Parinyakhup Wachiraphan, Boonriong Tanarat, Klabklay Prapakorn, Maliwankul Korakot, Sanitsakul Hafizz, Chuaychoosakoon Chaiwat
Department of Orthopedics, Faculty of Medicine, Prince of Songkla University, Hat Yai, Songkhla 90110, Thailand.
J Clin Med. 2025 Mar 16;14(6):2007. doi: 10.3390/jcm14062007.
Inside-out meniscal repair is a widely adopted treatment for lateral meniscal injuries. A significant complication associated with this procedure is iatrogenic peroneal nerve (PN) injury, reported in approximately 9% of cases. The risk varies depending on the choice of surgical portals, curvature of repair devices, and anatomical landmarks. This study aimed to assess the risk of PN injury and define safe zones for inside-out lateral meniscal repair using different device curvatures and portal combinations. Axial MRI scans of knees positioned in the figure-of-four posture, with joint fluid distension and varus force applied, were analyzed in 29 adult patients. Transparent overlays representing the operative routes of the anterior-, middle-, and posterior-curved needles were superimposed on the MRI scans. Simulations of repair procedures were performed using the anteromedial, accessory anteromedial, anterolateral, and accessory anterolateral portals, targeting the medial and lateral borders of the popliteus tendon (PT). Instances where the needle path intersected or contacted the PN were recorded to delineate risk zones. Repairs targeting the medial PT border with anterior-curved devices via the anteromedial or accessory anteromedial portals were identified as safe. At the lateral PT border, all device curvatures and portals were considered safe, except for middle- and posterior-curved devices used through the accessory anteromedial portal, which posed a risk of PN injury. The risk of iatrogenic PN injury in inside-out lateral meniscal repair depends on the curvature of the repair device and portal used. Adhering to the identified safe zones can substantially reduce this risk.

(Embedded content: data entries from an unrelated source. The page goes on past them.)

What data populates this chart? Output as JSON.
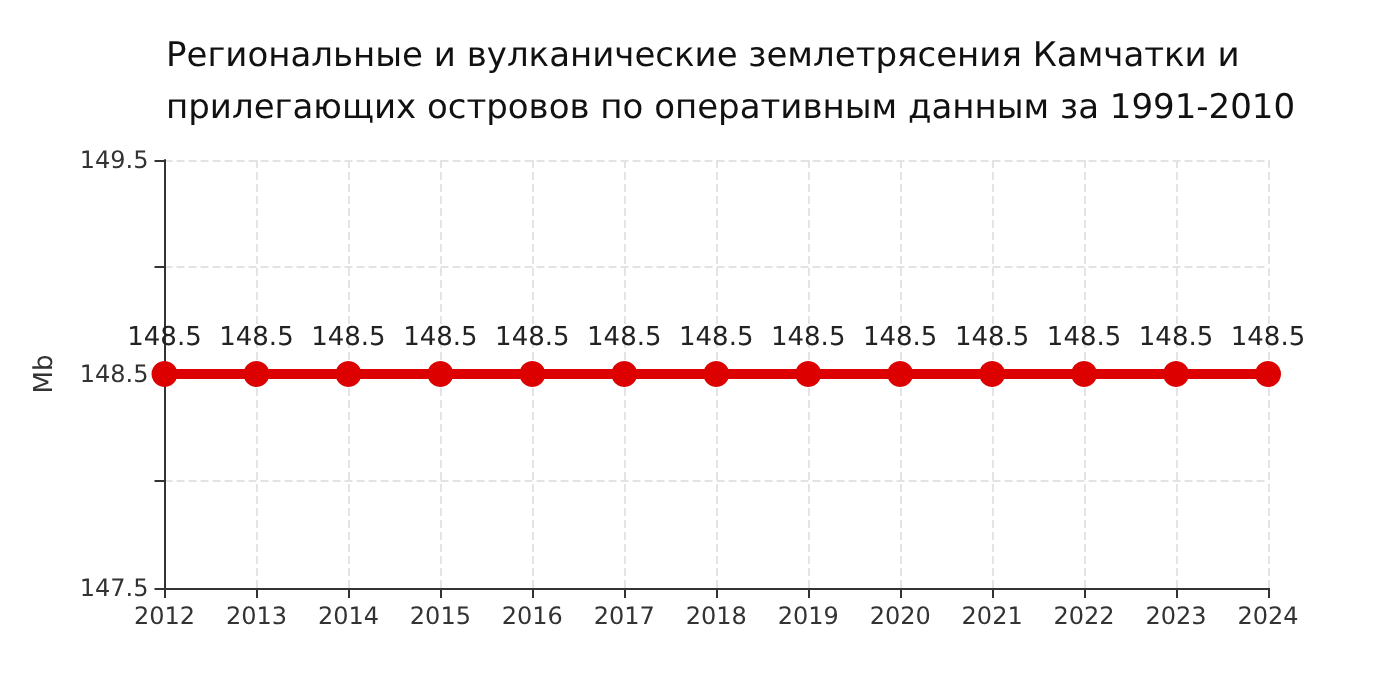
{
  "chart_data": {
    "type": "line",
    "title": "Региональные и вулканические землетрясения Камчатки и\nприлегающих островов по оперативным данным за 1991-2010",
    "ylabel": "Mb",
    "categories": [
      "2012",
      "2013",
      "2014",
      "2015",
      "2016",
      "2017",
      "2018",
      "2019",
      "2020",
      "2021",
      "2022",
      "2023",
      "2024"
    ],
    "series": [
      {
        "color": "#dd0000",
        "values": [
          148.5,
          148.5,
          148.5,
          148.5,
          148.5,
          148.5,
          148.5,
          148.5,
          148.5,
          148.5,
          148.5,
          148.5,
          148.5
        ]
      }
    ],
    "ylim": [
      147.5,
      149.5
    ],
    "yticks": [
      147.5,
      {
        "value": 148,
        "label": null
      },
      148.5,
      {
        "value": 149,
        "label": null
      },
      149.5
    ],
    "grid": true,
    "marker": "circle",
    "line_style": "solid",
    "data_labels": true
  }
}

半月板由外向内修复术是治疗外侧半月板损伤广泛采用的一种方法。该手术一个显著的并发症是医源性腓总神经(PN)损伤,约9%的病例报告有此情况。风险因手术入路的选择、修复器械的弯曲度和解剖标志而异。本研究旨在评估PN损伤的风险,并确定使用不同器械弯曲度和入路组合进行半月板由外向内修复时的安全区域。对29例成年患者处于“4”字姿势、关节内有液体充盈并施加内翻力的膝关节进行轴向MRI扫描分析。将代表前弯、中弯和后弯针手术路径的透明覆盖物叠加在MRI扫描图像上。使用前内侧、辅助前内侧、前外侧和辅助前外侧入路,针对腘肌腱(PT)的内侧和外侧边界进行修复手术模拟。记录针路径与PN交叉或接触的情况以划定风险区域。通过前内侧或辅助前内侧入路使用前弯器械修复PT内侧边界被确定为安全。在PT外侧边界,所有器械弯曲度和入路均被视为安全,但通过辅助前内侧入路使用中弯和后弯器械存在PN损伤风险。半月板由外向内修复术中医源性PN损伤的风险取决于修复器械的弯曲度和所使用的入路。遵循确定的安全区域可大幅降低此风险。